Shaping up for ski season

Hit the gym long before you hit 
the slopes, experts say

By Jacqueline Stenson

Contributing editor, MSNBC

Updated: 3:05 p.m. CT Dec 15, 2003

     Oct. 7, 2003 - What can you do now to get in shape for ski season? And, is it true that you should feel a little sore after weight training? Smart Fitness answers your queries. Have an exercise question?  Send it to . We’ll post select answers in future columns.

     No pain, no gain?

     Question:
  "If I don’t get a little sore from strength training, am I doing something wrong?"

     Answer: Muscle soreness is not an indicator of a “good” workout, says Steve Zawrotny, a spokesperson for the National Strength and Conditioning Association and a personal trainer in Yukon, Okla.
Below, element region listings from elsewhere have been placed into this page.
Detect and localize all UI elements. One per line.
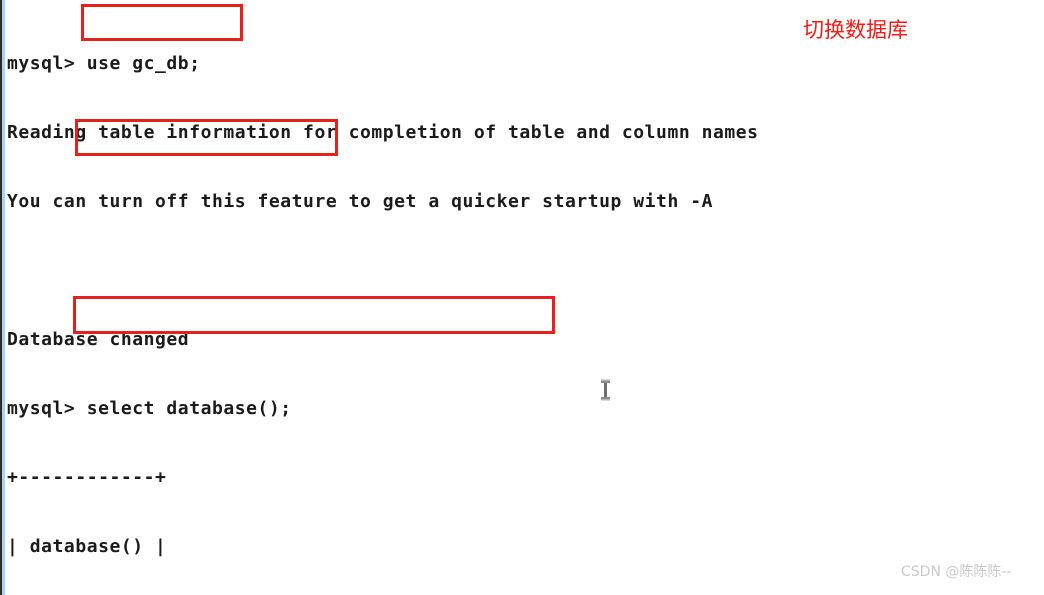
- terminal-output[interactable]: mysql> use gc_db; Reading table informat…: [7, 6, 1037, 595]
- terminal-line: mysql> use gc_db;: [7, 53, 201, 74]
- terminal-line: | database() |: [7, 536, 167, 557]
- window-left-rule: [2, 0, 5, 595]
- csdn-watermark: CSDN @陈陈陈--: [901, 564, 1012, 580]
- terminal-line: Database changed: [7, 329, 190, 350]
- terminal-line: mysql> select database();: [7, 398, 292, 419]
- annotation-note: 切换数据库: [803, 18, 908, 42]
- terminal-screenshot: mysql> use gc_db; Reading table informat…: [0, 0, 1044, 595]
- terminal-line: +------------+: [7, 467, 167, 488]
- terminal-line: You can turn off this feature to get a q…: [7, 191, 713, 212]
- terminal-line: Reading table information for completion…: [7, 122, 759, 143]
- text-cursor-icon: [601, 379, 610, 401]
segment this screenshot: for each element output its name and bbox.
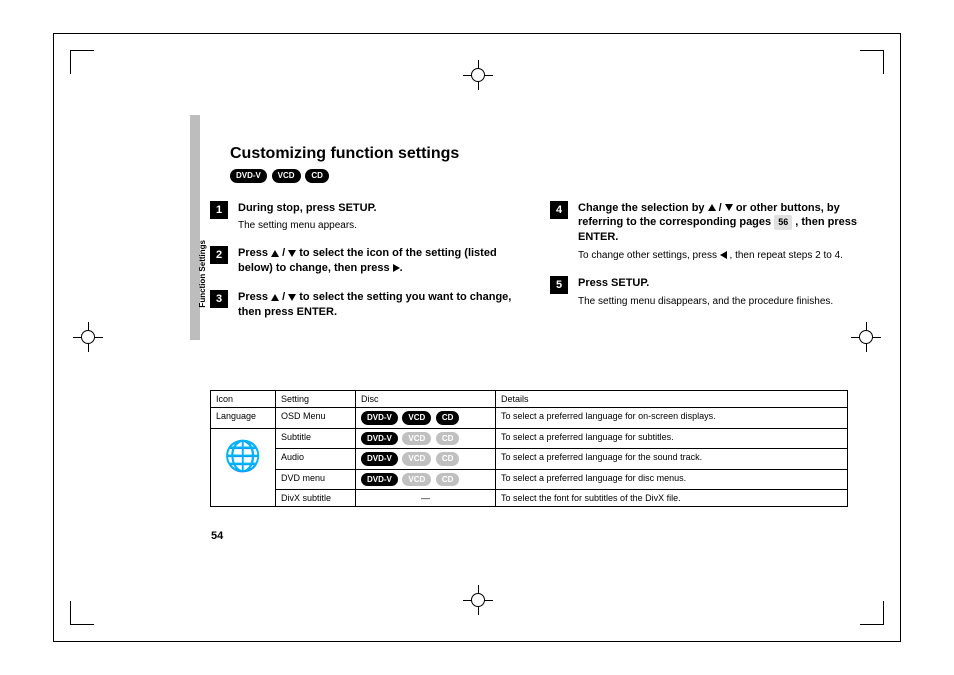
setting-cell: DVD menu [276, 469, 356, 490]
icon-cell: 🌐 [211, 428, 276, 507]
step-3: 3 Press / to select the setting you want… [210, 290, 520, 320]
th-setting: Setting [276, 391, 356, 408]
step-title: Change the selection by / or other butto… [578, 201, 860, 246]
details-cell: To select a preferred language for subti… [496, 428, 848, 449]
settings-table-wrap: Icon Setting Disc Details Language OSD M… [210, 390, 848, 507]
steps-col-left: 1 During stop, press SETUP. The setting … [210, 201, 520, 334]
down-icon [725, 204, 733, 211]
crop-mark [860, 601, 884, 625]
badge-dvdv: DVD-V [361, 473, 398, 487]
step-2: 2 Press / to select the icon of the sett… [210, 246, 520, 276]
badge-cd: CD [436, 432, 460, 446]
badge-dvdv: DVD-V [361, 411, 398, 425]
up-icon [708, 204, 716, 211]
badge-dvdv: DVD-V [361, 452, 398, 466]
badge-cd: CD [305, 169, 329, 183]
step-subtext: To change other settings, press , then r… [578, 249, 860, 262]
badge-vcd: VCD [402, 452, 431, 466]
table-header-row: Icon Setting Disc Details [211, 391, 848, 408]
down-icon [288, 294, 296, 301]
right-icon [393, 264, 400, 272]
badge-cd: CD [436, 411, 460, 425]
step-title: Press / to select the setting you want t… [238, 290, 520, 320]
down-icon [288, 250, 296, 257]
steps-columns: 1 During stop, press SETUP. The setting … [210, 201, 860, 334]
setting-cell: DivX subtitle [276, 490, 356, 507]
registration-mark [463, 60, 493, 90]
settings-table: Icon Setting Disc Details Language OSD M… [210, 390, 848, 507]
registration-mark [463, 585, 493, 615]
details-cell: To select a preferred language for disc … [496, 469, 848, 490]
step-subtext: The setting menu appears. [238, 219, 520, 232]
page-number: 54 [211, 530, 223, 542]
step-number: 2 [210, 246, 228, 264]
th-details: Details [496, 391, 848, 408]
step-subtext: The setting menu disappears, and the pro… [578, 295, 860, 308]
step-number: 1 [210, 201, 228, 219]
table-row: Language OSD Menu DVD-V VCD CD To select… [211, 408, 848, 429]
disc-cell: DVD-V VCD CD [356, 449, 496, 470]
up-icon [271, 294, 279, 301]
table-row: Audio DVD-V VCD CD To select a preferred… [211, 449, 848, 470]
page-title: Customizing function settings [230, 145, 860, 163]
disc-cell: DVD-V VCD CD [356, 428, 496, 449]
globe-icon: 🌐 [224, 440, 261, 473]
step-number: 5 [550, 276, 568, 294]
badge-vcd: VCD [402, 473, 431, 487]
crop-mark [70, 601, 94, 625]
details-cell: To select a preferred language for the s… [496, 449, 848, 470]
disc-cell: — [356, 490, 496, 507]
content-area: Customizing function settings DVD-V VCD … [210, 145, 860, 334]
up-icon [271, 250, 279, 257]
details-cell: To select a preferred language for on-sc… [496, 408, 848, 429]
setting-cell: Subtitle [276, 428, 356, 449]
manual-page: Function Settings Customizing function s… [0, 0, 954, 675]
step-number: 4 [550, 201, 568, 219]
crop-mark [860, 50, 884, 74]
step-4: 4 Change the selection by / or other but… [550, 201, 860, 263]
badge-vcd: VCD [402, 411, 431, 425]
disc-cell: DVD-V VCD CD [356, 469, 496, 490]
badge-vcd: VCD [402, 432, 431, 446]
table-row: DVD menu DVD-V VCD CD To select a prefer… [211, 469, 848, 490]
badge-dvdv: DVD-V [230, 169, 267, 183]
badge-dvdv: DVD-V [361, 432, 398, 446]
left-icon [720, 251, 727, 259]
details-cell: To select the font for subtitles of the … [496, 490, 848, 507]
step-1: 1 During stop, press SETUP. The setting … [210, 201, 520, 233]
table-row: 🌐 Subtitle DVD-V VCD CD To select a pref… [211, 428, 848, 449]
disc-badge-row: DVD-V VCD CD [230, 169, 860, 183]
step-title: During stop, press SETUP. [238, 201, 520, 216]
page-ref: 56 [774, 215, 792, 229]
setting-cell: Audio [276, 449, 356, 470]
step-5: 5 Press SETUP. The setting menu disappea… [550, 276, 860, 308]
section-tab-label: Function Settings [198, 240, 207, 308]
table-row: DivX subtitle — To select the font for s… [211, 490, 848, 507]
disc-cell: DVD-V VCD CD [356, 408, 496, 429]
registration-mark [73, 322, 103, 352]
badge-vcd: VCD [272, 169, 301, 183]
badge-cd: CD [436, 473, 460, 487]
crop-mark [70, 50, 94, 74]
step-number: 3 [210, 290, 228, 308]
badge-cd: CD [436, 452, 460, 466]
steps-col-right: 4 Change the selection by / or other but… [550, 201, 860, 334]
page-frame [53, 33, 901, 642]
step-title: Press SETUP. [578, 276, 860, 291]
setting-cell: OSD Menu [276, 408, 356, 429]
category-cell: Language [211, 408, 276, 429]
th-icon: Icon [211, 391, 276, 408]
step-title: Press / to select the icon of the settin… [238, 246, 520, 276]
th-disc: Disc [356, 391, 496, 408]
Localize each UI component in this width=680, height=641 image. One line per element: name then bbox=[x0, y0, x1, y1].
     Whether you get sore after your workout depends largely on whether you’ve just started a weight-training regimen, he says. If you’re working muscles that haven’t been worked much before, it’s reasonable to expect some discomfort — minor aches — afterward.

     “It’s perfectly normal early on,” he says.

     But beyond the first few weeks or so, that soreness should diminish considerably as your muscles adjust to the new activity, according to Zawrotny.

     However, anytime you switch routines — adding more weight or repetitions, for instance — you also may experience some soreness afterward because you are working your muscles in new and challenging ways.

     Any pain should dissipate within 24 to 48 hours, he says. In the meantime, don’t train those muscles but rather let them rest and recover.

     To help minimize soreness after a workout, he recommends a “good warm-down” such as 10 to 15 minutes of cardiovascular exercise like biking or jogging plus some stretching.

     And if post-workout pain persists longer than two days or is so great it interferes with typical activities, you may have a more serious injury that warrants medical attention.

     So if going for the after-burn isn’t the right way to gauge your weight workout, what is?

     Zawrotny advises monitoring your progress over time to see if you’re meeting your goals. Is your regimen still challenging or has it become a breeze? Are you continuing to make gains in your strength or tone? If you’re no longer getting the desired results, he says, consider ratcheting things up by adding new exercises, more weights or reps, or shorter rest periods between sets.